Aunque hace un par de meses que volví de China, hay algunas cosas que echo de menos de su forma de conducir. Por supuesto que nada de lo que añoro es ni su congestión ni la manera tan despreocupada que tienen de conducir, donde continuamente se distraen, ya sea porque van en medio de una videollamada o porque directamente van contestando mensajes.
Sin embargo, hay otros pequeños (o no tan pequeños) detalles que sí que me parecen útiles y que creo que podríamos implementar en España para mejorar nuestra conducción. Una de las cosas que más me llamó la atención es que, a pesar de la cantidad de vehículos que circulan a la vez por las carreteras chinas, el tráfico siempre fluye. Quizás esto se deba a su forma de ser, ya que entienden que circular bien es un ejercicio colectivo.
Hay pequeños gestos que parecen insignificantes, pero que marcan una enorme diferencia. En China es habitual que los conductores respeten el carril por el que circulan y cambien de trayectoria solo cuando es necesario. También resulta sorprendente la facilidad con la que dejan incorporarse a otros vehículos o la rapidez con la que reaccionan cuando un semáforo se pone en verde.
Otro punto que me dejó completamente fascinada es su uso del claxon. Los conductores chinos son capaces de comunicarse con su sonido como si fuese su particular lenguaje del abanico. Mientras que aquí lo usamos para llamar la atención o para indicar nuestro enfado, allí se usa de manera preventiva. Es decir, lo tocan para avisar, como diciendo "¡Ojo, que vengo por aquí!". Aunque al principio puede ser un poco jaleo, con el paso de los días me di cuenta de que tiene mucho más sentido, ya que en todo momento sabes qué pasa a tu alrededor aunque no lo hayas visto.

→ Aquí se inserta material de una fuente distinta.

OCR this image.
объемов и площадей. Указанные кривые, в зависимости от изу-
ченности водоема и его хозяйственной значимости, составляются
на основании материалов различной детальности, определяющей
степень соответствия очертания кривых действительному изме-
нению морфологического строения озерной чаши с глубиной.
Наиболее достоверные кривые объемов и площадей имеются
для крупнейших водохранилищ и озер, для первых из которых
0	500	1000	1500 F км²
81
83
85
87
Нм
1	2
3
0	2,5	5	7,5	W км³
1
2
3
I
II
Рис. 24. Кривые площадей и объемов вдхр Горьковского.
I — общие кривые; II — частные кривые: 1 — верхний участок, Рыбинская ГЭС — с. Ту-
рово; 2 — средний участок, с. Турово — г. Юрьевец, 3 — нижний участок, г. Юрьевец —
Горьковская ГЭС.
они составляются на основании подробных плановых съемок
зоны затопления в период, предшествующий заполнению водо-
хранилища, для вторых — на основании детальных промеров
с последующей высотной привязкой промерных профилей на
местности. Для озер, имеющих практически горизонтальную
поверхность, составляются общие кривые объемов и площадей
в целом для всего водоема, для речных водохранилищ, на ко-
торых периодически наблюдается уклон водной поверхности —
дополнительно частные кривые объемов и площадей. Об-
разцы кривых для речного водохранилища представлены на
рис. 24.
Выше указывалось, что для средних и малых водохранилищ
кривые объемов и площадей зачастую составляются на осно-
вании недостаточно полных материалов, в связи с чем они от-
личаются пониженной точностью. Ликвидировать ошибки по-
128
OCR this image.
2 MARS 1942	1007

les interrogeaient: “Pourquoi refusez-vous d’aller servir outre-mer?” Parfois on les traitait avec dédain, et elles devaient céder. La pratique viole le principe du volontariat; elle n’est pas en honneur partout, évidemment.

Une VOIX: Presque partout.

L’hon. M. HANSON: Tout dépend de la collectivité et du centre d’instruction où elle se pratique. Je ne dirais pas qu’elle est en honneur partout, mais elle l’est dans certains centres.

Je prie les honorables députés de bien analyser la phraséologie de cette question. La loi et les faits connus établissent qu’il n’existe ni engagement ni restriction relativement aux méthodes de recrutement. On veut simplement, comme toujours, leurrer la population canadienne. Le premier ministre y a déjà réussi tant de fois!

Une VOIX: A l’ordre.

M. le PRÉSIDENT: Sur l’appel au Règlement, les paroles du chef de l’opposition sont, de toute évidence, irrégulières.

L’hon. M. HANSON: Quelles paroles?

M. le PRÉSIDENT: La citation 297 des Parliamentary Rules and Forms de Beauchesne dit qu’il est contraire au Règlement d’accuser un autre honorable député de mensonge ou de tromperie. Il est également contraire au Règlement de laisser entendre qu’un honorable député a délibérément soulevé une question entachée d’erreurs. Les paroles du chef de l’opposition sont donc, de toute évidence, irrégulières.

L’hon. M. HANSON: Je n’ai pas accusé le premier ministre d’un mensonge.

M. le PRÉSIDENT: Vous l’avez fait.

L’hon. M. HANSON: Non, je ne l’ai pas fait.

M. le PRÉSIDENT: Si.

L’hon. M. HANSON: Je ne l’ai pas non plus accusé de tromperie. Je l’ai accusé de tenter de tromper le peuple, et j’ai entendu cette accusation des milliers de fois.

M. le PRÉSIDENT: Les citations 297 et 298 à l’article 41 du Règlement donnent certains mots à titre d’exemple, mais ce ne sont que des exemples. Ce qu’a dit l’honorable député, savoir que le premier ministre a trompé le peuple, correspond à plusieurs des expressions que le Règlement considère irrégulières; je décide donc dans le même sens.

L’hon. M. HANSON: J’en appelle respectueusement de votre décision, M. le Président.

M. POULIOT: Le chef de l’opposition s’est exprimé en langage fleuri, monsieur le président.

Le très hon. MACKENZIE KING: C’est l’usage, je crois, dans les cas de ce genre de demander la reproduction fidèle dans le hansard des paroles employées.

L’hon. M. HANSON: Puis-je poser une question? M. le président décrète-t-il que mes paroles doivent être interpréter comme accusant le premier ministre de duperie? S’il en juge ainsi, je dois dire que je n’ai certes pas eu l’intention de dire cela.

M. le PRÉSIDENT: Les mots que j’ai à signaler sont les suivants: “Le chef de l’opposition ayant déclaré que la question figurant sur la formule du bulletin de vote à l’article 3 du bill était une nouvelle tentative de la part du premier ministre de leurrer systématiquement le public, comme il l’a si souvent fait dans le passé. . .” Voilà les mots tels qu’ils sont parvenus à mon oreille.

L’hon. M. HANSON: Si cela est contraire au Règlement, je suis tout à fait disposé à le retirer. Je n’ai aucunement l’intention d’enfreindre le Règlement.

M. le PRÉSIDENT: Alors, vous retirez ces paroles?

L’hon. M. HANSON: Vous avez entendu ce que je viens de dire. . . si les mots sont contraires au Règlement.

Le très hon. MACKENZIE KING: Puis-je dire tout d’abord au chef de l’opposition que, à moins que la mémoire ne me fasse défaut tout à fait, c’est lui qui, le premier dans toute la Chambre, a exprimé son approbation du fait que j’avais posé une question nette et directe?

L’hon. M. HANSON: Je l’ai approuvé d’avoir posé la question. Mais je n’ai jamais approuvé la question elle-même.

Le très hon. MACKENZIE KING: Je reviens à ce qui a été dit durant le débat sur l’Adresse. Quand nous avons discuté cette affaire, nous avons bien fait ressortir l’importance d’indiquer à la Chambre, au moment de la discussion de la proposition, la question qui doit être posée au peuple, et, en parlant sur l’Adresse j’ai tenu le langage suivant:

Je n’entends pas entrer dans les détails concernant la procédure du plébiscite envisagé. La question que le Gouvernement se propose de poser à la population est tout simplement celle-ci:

El adelantar por la derecha puede ser clave
Sin embargo, lo que más echo de menos, a pesar de ser una norma no escrita y no algo legal, es el hecho de poder adelantar tanto por la derecha como por la izquierda. Todos los conductores, de manera natural, utilizan el primer hueco disponible para poder sobrepasar a los coches que vayan más lentos y que no se formen retenciones.
¿Pueden los coches autónomos tener sentido en la vida de una ciudad? Pues China demuestra que sí. De hecho, hay en ocasiones incluso en las que eres tú mismo el que pide que el coche funcione por sí solo, ya que te sientes más seguro si te lleva un robot que una persona.
Como te he dicho, para ellos usar el teléfono móvil mientras conducen es lo más normal del mundo. Sin embargo, esto implica que se salgan de carril, se acerquen en exceso a otros coches, frenen tarde e, incluso, que haya accidentes de manera continua.
Es por eso que saber que prácticamente todos los coches cuentan con un sistema de conducción autónoma es un alivio, ya que cuando deciden empezar a escribir de manera compulsiva, y al tercer grito del pasajero de la parte trasera, lo activan para despreocuparse. Gracias a esto he podido comprobar que, aunque es raro, los vehículos autónomos tienen sentido en este tipo de situaciones, a la par que demuestran que son capaces de mantener el orden en la carretera.